Living just down the street from a major river, I can go up on the levee and have both shorelines in view. I watch all the many barges and fishing boats make their way up and down this massive, essential waterway. The captains of these vessels all know one thing for certain—they are going to run into trouble if they get too close to either shoreline.
Just as these ships balance between the river’s shorelines, our brains mimic this ebb and flow between our own rocky shorelines of rigidity and chaos. We often go through life unaware of where we are on this river. When we run ashore into rigidity, we cling tightly to our views, becoming dogmatic and closed to what life is trying to teach us. This often hinders our ability to attune and connect with others.

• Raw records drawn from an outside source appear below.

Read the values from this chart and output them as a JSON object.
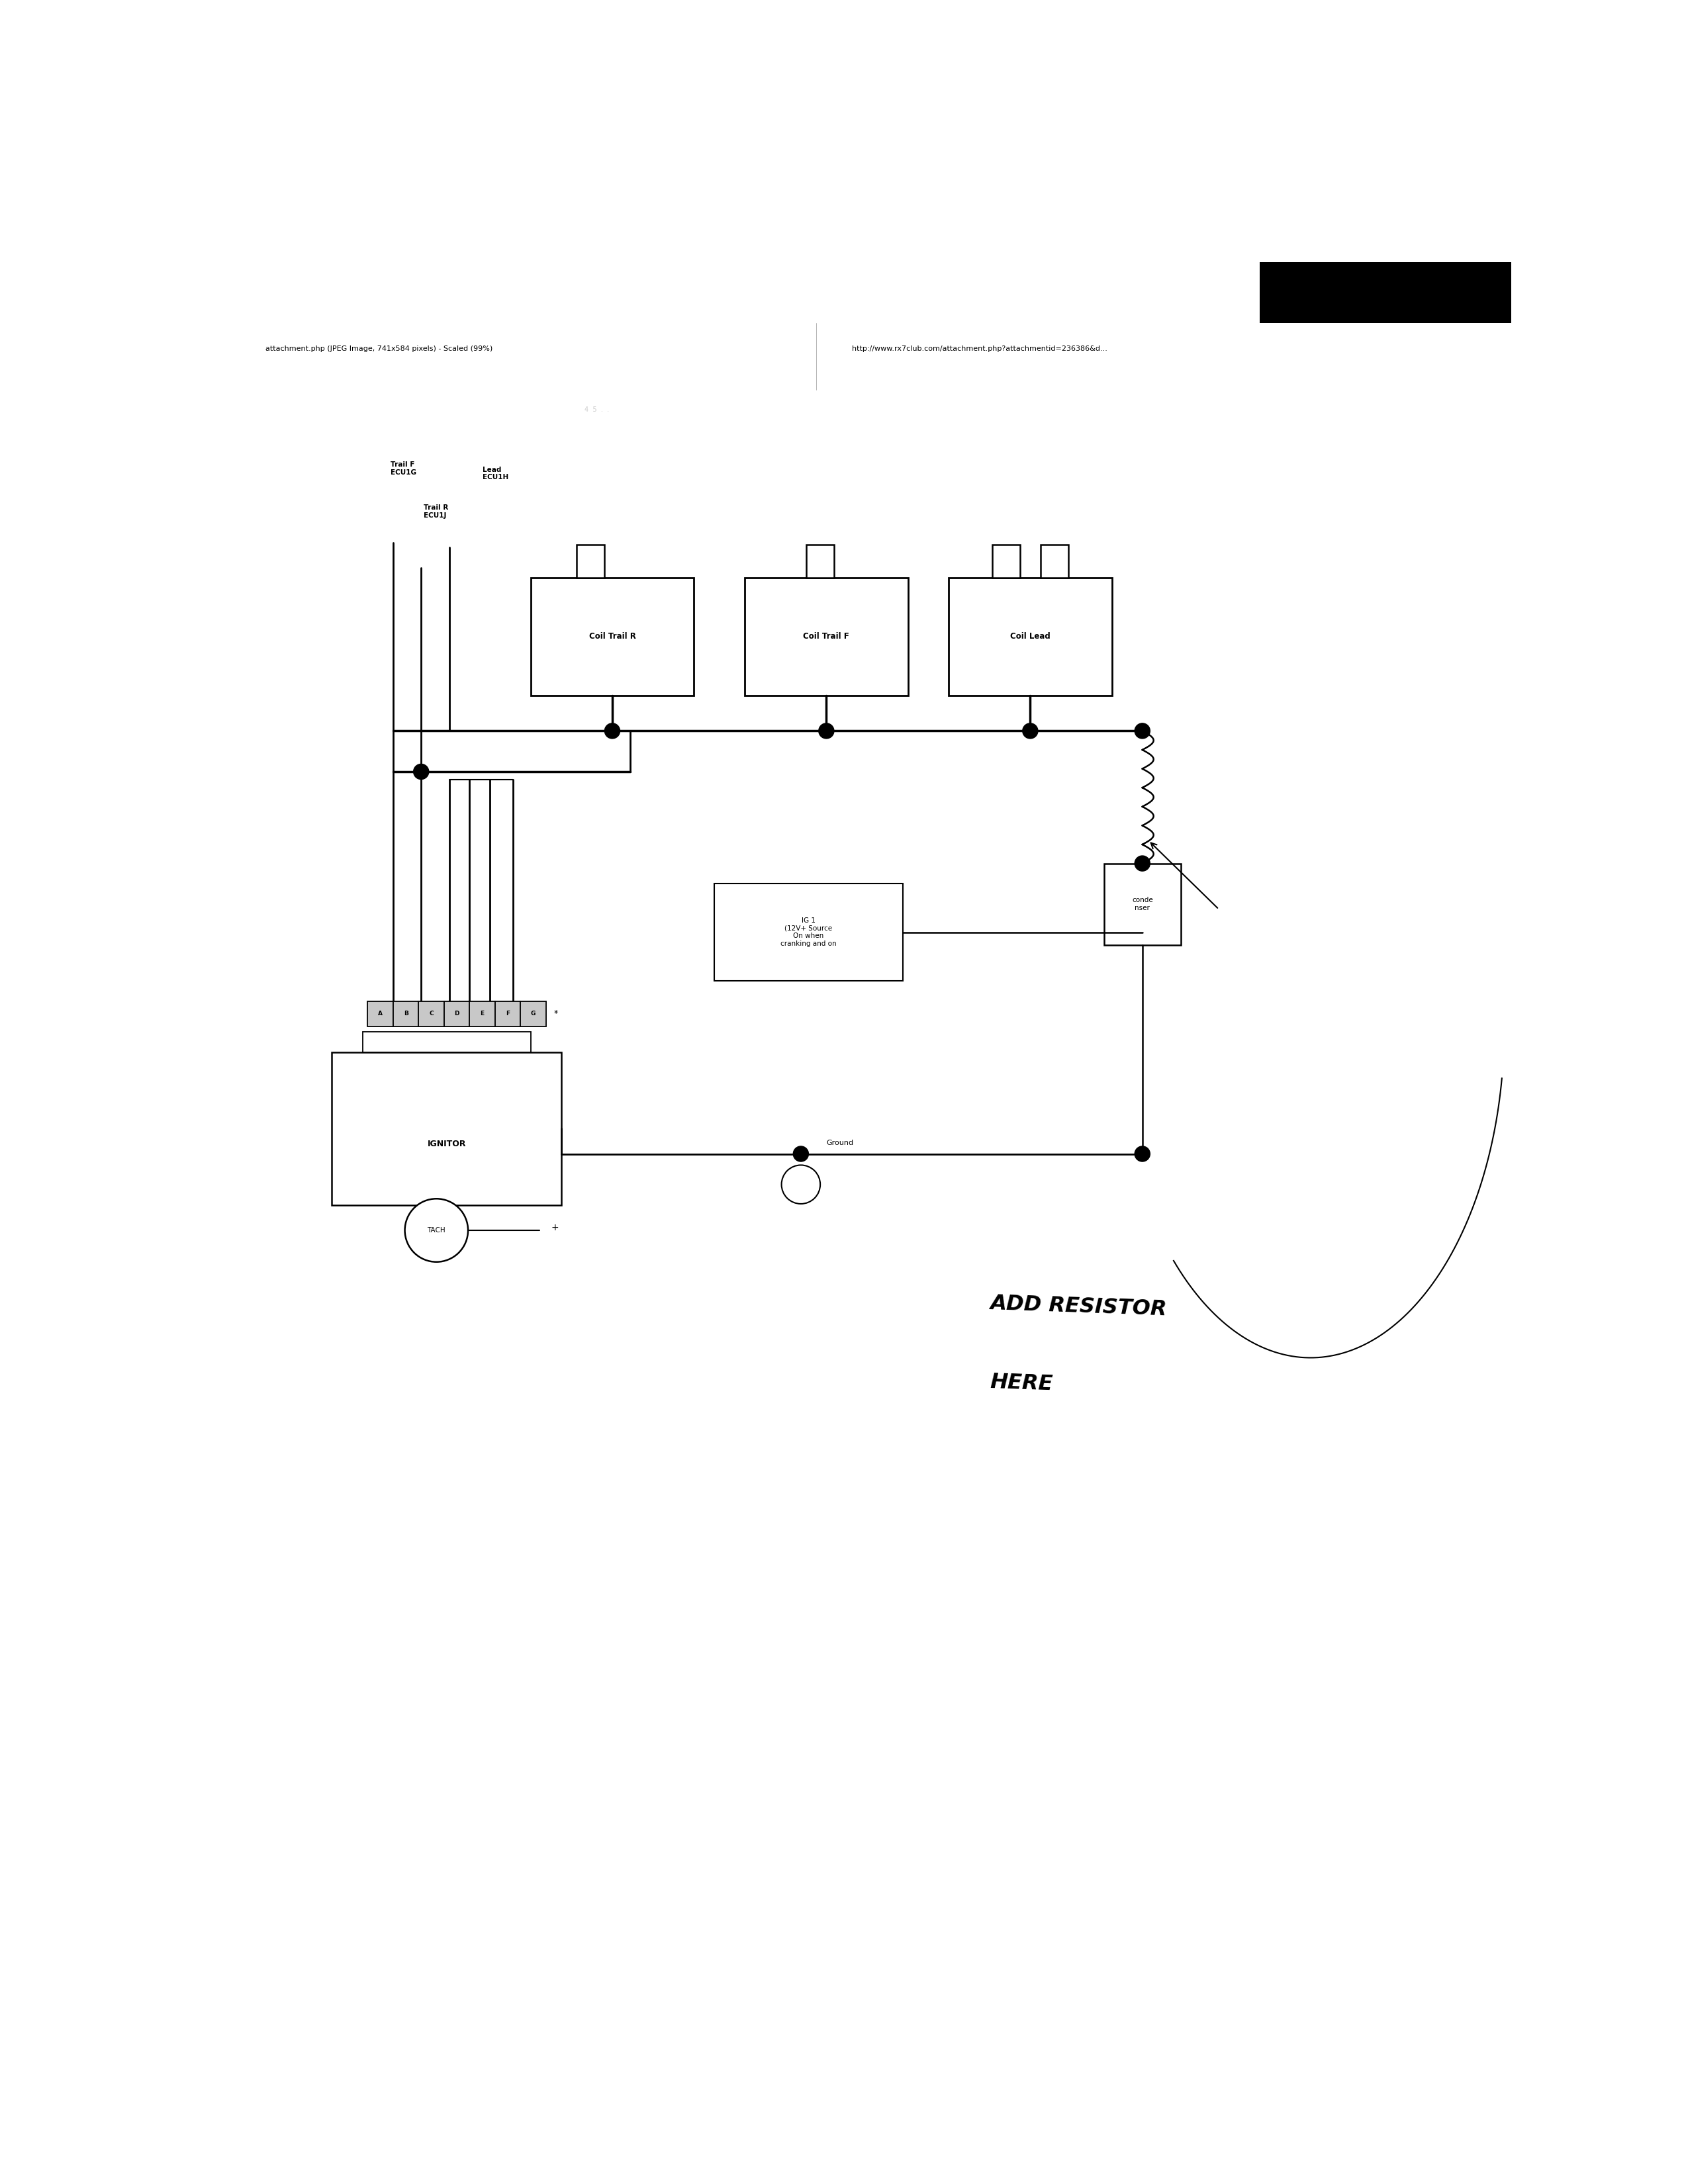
{
  "background_color": "#ffffff",
  "page_width": 25.44,
  "page_height": 33.0,
  "header_text_left": "attachment.php (JPEG Image, 741x584 pixels) - Scaled (99%)",
  "header_text_right": "http://www.rx7club.com/attachment.php?attachmentid=236386&d...",
  "label_trail_f": "Trail F\nECU1G",
  "label_trail_r": "Trail R\nECU1J",
  "label_lead": "Lead\nECU1H",
  "coil_trail_r_label": "Coil Trail R",
  "coil_trail_f_label": "Coil Trail F",
  "coil_lead_label": "Coil Lead",
  "ig1_label": "IG 1\n(12V+ Source\nOn when\ncranking and on",
  "ground_label": "Ground",
  "ignitor_label": "IGNITOR",
  "tach_label": "TACH",
  "condenser_label": "conde\nnser",
  "connector_labels": [
    "A",
    "B",
    "C",
    "D",
    "E",
    "F",
    "G"
  ],
  "star_label": "*",
  "handwritten_line1": "ADD RESISTOR",
  "handwritten_line2": "HERE"
}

We also suffer by lingering on the shore of chaos, unclear about what we believe, without a sense of inner knowing, while creating disruptions in our relationships with others. When our awareness or self-organization is flowing optimally between rigidity and chaos, our mental health is in a state of harmony. In real life practice, we approach one shore and then another, trying to navigate the flow, attuning with others as they do the same. This attuning to others helps us navigate the river of life.
The way we understand ourselves—how we regulate our emotions, our thought life, self-understanding, morality—is shaped through our orientation with others. Attuning with others is how we construct this orientation. It happens from our earliest moments when we cling to our mothers for comfort and understanding. We experience it when we witness someone suffering pain—our brains mirror that pain. When we see someone laugh, it lights us up. We are connected, and it is this linking of who we are with others that grows our capacity to navigate the waters between rigidity and chaos.
The linking of ourselves with others also allows the left and right hemispheres of the brain to coordinate. It perpetuates a loop—the more we embrace our interconnectedness, the better we can regulate ourselves and, once again, connect to others. As we grow in our ability to regulate and connect, we find adaptability and agility in between the shores of rigidity and chaos.